Partial pachygyria, either bilateral frontal or bilateral posterior, with superimposed polymicrogyria may be autosomal recessive in a significant proportion of cases. Dobyns and Truwit (1995) provide a good review of syndromes featuring lissencephaly. Barkovich et al., (1996) presented a comprehensive classification for malformation of cortical development.
Fox and Walsh (1999) and Barkovich et al., (2001) provide good reviews of the genetics of neuronal migration defects. Kuzniecky and Barkovich (2001) and Kato and Dobyns provide good reviews of abnormalities of cortical development.
Ross et al., (2001) provided a classification of the group of conditions characterised by lissencephaly with cerebellar hypoplasia (LCH). Group LCHa is characterised by lissencephaly with mild cerebellar vermis hypoplasia. One child with a LIS1 mutation was found with this brain scan appearance.
Toyo-oka et al., (2003) showed that the gene encoding 14-3-3epsilon (YWHAE), one of a family of ubiquitous phosphoserine/threonine-binding proteins, is always deleted in individuals with MDS. Mice deficient in Ywhae have defects in brain development and neuronal migration, similar to defects observed in mice heterozygous with respect to Pafah1b1. Mice heterozygous with respect to both genes have more severe migration defects than single heterozygotes.
Fong et al., (2004), suggest that delayed cortical development might be seen on 23 week prenatal ultrasound scans, and that when seen should lead to further investigation.
Mei et al., (2008) looked at 45 patients with isolated lissencephaly. LIS1 mutations were found in 44% and 1 had a duplication. They suggest that MLPA has a high yield and should be the method of choice for molecular diagnosis.

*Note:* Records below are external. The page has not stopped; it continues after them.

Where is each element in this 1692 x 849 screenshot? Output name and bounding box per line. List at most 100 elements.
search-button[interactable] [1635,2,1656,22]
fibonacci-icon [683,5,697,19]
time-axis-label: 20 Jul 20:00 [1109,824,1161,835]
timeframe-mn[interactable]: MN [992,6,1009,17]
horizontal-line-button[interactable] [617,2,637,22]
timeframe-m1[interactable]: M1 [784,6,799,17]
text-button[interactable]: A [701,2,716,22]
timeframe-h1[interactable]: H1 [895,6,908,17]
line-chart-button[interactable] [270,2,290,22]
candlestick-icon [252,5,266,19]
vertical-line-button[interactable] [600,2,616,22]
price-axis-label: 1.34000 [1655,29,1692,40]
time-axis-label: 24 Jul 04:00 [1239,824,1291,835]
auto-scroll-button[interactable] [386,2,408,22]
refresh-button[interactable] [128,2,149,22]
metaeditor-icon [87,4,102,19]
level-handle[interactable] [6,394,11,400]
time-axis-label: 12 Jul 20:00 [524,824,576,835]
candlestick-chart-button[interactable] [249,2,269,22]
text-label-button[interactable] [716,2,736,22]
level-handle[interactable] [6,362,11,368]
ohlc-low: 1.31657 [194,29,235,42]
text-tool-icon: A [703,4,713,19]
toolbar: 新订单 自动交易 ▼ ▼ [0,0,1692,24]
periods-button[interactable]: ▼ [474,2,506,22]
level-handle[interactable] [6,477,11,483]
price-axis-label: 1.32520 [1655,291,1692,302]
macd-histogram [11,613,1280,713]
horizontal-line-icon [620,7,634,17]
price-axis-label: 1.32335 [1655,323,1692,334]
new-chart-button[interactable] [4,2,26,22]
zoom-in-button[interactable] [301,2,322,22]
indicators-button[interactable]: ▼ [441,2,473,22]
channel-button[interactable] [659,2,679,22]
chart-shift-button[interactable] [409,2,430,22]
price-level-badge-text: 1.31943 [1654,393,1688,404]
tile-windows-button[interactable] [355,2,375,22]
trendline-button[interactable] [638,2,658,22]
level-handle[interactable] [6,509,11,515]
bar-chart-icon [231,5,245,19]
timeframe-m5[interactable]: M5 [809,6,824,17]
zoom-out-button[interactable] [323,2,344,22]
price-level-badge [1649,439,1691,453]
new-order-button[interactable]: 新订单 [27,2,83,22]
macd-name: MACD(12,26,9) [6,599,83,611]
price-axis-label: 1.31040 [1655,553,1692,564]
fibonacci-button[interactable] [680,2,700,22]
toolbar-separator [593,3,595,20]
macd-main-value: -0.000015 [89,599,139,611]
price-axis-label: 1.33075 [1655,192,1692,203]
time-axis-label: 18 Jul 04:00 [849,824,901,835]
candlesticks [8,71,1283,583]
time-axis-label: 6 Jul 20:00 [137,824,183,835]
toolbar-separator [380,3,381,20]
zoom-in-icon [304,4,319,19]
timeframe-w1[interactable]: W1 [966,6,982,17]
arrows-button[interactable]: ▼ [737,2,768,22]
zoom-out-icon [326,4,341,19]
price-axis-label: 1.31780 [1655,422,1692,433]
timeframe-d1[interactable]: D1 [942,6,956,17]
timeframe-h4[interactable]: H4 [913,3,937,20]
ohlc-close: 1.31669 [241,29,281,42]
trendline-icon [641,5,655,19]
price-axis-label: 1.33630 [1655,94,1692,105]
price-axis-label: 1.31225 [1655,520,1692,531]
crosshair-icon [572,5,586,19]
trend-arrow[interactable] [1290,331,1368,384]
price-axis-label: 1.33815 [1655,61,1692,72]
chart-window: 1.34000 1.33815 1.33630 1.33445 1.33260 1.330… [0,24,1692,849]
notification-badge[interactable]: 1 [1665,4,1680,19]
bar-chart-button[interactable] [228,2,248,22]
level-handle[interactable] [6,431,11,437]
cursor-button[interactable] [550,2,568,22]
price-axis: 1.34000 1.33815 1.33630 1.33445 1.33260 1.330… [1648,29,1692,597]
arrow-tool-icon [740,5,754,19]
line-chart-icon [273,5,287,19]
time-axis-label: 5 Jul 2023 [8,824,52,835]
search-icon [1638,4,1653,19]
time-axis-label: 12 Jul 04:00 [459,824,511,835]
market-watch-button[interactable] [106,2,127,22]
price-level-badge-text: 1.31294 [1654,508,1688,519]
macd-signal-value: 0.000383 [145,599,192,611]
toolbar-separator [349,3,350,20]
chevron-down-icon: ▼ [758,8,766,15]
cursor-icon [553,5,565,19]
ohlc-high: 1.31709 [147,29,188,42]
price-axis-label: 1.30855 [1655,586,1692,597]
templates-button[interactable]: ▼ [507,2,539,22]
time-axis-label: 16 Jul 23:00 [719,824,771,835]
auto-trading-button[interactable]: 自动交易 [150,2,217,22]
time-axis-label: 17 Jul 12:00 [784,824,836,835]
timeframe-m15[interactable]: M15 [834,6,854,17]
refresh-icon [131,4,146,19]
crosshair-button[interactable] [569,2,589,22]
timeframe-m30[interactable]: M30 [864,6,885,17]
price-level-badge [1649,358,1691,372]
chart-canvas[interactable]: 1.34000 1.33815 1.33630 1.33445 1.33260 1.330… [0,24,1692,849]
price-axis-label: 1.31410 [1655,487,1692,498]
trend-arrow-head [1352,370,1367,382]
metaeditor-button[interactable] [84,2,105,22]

Bellucco et al. (2017) described a 6-month-old male patient with Miller-Dieker syndrome. The patient’s mother had a history of ectopic pregnancies and a first trimester spontaneous abortion. The patient had dysmorphic features, including microcephaly, oblique palpebral fissures, hypertelorism, upturned nares, long philtrum, thin superior lip, micrognathia, low-set ears, transverse palmar creases, and bilateral cryptorchidism. He also had recurrent seizures and developmental delay. Renal ultrasound showed multicystic dysplastic left kidney, echocardiogram showed patent foramen ovale. Brain MRI revealed lissencephaly and bilateral absence of auditory evoked potential. The authors found an unbalanced t(17;Y), that resulted in a 5.5-Mb 17p deletion, and a karyotype with 45 chromosomes. The deletion region encompassed 167 genes, including 91 OMIM genes.